The idea is that then if someone decides to cross those lines that you try them in court to see if a judge sees it the same way, if not off to the slammer you go.


I agree. But sometimes thought experiments can be useful in sussing out why we hold certain values. Torture I don't actually consider to be one of those that's particularly opaque, but asking "Why do I think this is wrong?" and looking at the edge cases is often an enlightening process. (And I've been reading a good bit of political philosophy lately trying to resolve some dissonance on other topics where I found my own views inconsistent.)


It's the engineering mindset at work: reduction to extremes can give you a good idea of whether or not something has a discrete solution or if it is multi-valued. In this case it seems to me that it is likely to be multi-valued but only in non-real-world scenarios and for all intent and purposes you might as well treat it as discrete: torture == bad.

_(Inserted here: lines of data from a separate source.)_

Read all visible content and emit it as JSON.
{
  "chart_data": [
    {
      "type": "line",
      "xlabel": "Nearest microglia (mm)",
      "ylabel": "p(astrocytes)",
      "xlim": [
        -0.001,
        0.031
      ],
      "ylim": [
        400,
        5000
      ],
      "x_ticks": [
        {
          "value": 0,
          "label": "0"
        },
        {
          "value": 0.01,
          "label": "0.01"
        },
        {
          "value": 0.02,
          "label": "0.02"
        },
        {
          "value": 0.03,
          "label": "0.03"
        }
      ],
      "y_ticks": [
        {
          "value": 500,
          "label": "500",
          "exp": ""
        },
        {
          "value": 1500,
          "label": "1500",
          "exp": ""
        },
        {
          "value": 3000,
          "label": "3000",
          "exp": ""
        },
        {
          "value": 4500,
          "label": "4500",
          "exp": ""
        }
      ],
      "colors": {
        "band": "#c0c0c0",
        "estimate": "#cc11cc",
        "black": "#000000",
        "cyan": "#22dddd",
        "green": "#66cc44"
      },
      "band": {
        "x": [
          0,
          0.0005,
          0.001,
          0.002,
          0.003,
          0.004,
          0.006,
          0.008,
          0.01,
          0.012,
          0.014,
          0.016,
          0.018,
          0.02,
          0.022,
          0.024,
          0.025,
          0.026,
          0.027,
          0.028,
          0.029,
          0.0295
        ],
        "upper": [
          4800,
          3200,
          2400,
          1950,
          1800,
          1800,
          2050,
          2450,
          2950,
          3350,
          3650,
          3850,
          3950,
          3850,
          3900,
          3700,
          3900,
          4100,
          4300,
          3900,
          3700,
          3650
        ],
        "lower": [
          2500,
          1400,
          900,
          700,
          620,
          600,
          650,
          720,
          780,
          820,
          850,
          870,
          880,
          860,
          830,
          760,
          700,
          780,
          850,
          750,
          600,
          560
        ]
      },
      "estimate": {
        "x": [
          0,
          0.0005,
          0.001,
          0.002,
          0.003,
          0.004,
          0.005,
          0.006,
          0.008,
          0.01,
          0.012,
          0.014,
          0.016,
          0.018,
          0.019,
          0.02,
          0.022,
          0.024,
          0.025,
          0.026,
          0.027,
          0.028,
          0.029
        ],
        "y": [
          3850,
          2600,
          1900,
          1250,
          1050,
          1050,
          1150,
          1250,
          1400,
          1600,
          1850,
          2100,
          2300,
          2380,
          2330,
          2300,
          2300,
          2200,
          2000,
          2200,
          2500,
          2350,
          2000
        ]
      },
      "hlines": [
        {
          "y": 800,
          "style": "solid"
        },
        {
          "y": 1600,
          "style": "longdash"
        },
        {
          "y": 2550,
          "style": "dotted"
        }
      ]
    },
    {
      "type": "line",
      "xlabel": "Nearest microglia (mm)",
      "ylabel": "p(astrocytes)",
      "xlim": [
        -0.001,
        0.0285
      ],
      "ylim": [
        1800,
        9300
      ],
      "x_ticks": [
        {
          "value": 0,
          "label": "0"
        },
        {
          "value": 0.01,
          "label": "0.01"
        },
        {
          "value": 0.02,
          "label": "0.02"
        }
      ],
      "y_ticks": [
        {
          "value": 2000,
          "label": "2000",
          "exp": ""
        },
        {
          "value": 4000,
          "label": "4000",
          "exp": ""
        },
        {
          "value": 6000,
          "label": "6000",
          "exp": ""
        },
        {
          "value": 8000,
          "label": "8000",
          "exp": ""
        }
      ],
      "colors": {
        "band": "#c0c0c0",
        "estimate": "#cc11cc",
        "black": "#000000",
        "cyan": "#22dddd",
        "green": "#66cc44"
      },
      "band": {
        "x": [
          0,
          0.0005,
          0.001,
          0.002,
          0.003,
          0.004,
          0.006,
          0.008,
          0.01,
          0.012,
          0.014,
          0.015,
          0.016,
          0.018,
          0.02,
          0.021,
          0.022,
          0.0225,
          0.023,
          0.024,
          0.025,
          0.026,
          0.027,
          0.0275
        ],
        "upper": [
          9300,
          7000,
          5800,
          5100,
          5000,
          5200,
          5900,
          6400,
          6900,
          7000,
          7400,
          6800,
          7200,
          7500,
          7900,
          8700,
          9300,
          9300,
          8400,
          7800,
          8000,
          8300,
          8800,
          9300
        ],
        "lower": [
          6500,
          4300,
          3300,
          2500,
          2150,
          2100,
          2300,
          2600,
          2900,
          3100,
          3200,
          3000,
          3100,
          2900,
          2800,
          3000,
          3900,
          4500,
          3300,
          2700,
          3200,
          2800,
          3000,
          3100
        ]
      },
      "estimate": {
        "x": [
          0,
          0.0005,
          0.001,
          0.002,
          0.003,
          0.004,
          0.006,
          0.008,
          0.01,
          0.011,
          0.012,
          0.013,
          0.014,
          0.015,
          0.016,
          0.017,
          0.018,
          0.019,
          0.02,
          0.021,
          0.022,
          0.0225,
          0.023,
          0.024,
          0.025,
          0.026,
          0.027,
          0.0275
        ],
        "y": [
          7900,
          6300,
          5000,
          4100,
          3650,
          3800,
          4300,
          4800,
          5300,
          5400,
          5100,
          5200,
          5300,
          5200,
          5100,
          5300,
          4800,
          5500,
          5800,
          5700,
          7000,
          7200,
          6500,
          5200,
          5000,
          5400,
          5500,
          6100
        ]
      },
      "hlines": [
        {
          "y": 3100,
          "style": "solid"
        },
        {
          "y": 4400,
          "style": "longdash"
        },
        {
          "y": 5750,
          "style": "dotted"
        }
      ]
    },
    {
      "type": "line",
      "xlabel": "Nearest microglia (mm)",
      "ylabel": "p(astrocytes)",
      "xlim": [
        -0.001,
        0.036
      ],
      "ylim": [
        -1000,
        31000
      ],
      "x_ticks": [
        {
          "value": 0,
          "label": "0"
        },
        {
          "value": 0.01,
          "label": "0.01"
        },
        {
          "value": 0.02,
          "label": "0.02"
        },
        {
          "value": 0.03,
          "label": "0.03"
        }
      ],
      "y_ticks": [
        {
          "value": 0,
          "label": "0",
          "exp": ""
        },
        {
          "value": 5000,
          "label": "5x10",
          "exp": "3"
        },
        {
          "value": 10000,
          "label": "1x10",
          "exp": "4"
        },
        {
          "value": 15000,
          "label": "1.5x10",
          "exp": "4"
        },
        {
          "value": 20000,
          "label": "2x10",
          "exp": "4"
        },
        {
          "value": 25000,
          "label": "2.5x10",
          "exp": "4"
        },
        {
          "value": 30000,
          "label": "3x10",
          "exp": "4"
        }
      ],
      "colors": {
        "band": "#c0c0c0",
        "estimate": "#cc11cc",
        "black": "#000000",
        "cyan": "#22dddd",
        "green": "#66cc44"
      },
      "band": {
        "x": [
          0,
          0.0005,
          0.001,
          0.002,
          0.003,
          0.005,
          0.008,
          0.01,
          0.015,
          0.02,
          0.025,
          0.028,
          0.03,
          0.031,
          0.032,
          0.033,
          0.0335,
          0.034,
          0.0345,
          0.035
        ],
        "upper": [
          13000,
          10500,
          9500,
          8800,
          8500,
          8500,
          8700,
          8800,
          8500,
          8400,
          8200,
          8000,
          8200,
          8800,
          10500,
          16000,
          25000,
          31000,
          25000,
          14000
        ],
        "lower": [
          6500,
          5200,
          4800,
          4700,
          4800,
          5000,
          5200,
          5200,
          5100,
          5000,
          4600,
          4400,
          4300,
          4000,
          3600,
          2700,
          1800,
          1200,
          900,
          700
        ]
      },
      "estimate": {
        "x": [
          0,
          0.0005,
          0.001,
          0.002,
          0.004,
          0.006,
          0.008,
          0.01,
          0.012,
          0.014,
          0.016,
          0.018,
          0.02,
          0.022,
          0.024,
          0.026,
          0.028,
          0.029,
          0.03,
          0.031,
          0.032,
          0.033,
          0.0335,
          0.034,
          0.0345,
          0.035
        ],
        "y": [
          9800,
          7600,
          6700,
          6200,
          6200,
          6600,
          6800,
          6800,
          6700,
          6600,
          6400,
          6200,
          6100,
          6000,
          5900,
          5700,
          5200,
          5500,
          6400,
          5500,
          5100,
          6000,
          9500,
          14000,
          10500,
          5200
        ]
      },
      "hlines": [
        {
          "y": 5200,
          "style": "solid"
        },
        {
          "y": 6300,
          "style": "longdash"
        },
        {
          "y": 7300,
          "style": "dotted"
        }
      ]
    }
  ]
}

If you're inclined to go down that path: the Japanese treated US POWs terribly, and the US still dropped two nukes as a weapons test (there was credible intelligence Japan was in the process of surrendering because of the "regular" fire-bombing campaigns - but dropping nukes was seen as a great deterrent against Sovjet. And as a great opportunity for a field test).

Note: I'm mentioning this because you're scenario isn't quite as hypothetical as one might hope - for neither those bombed nor for the abused POWs.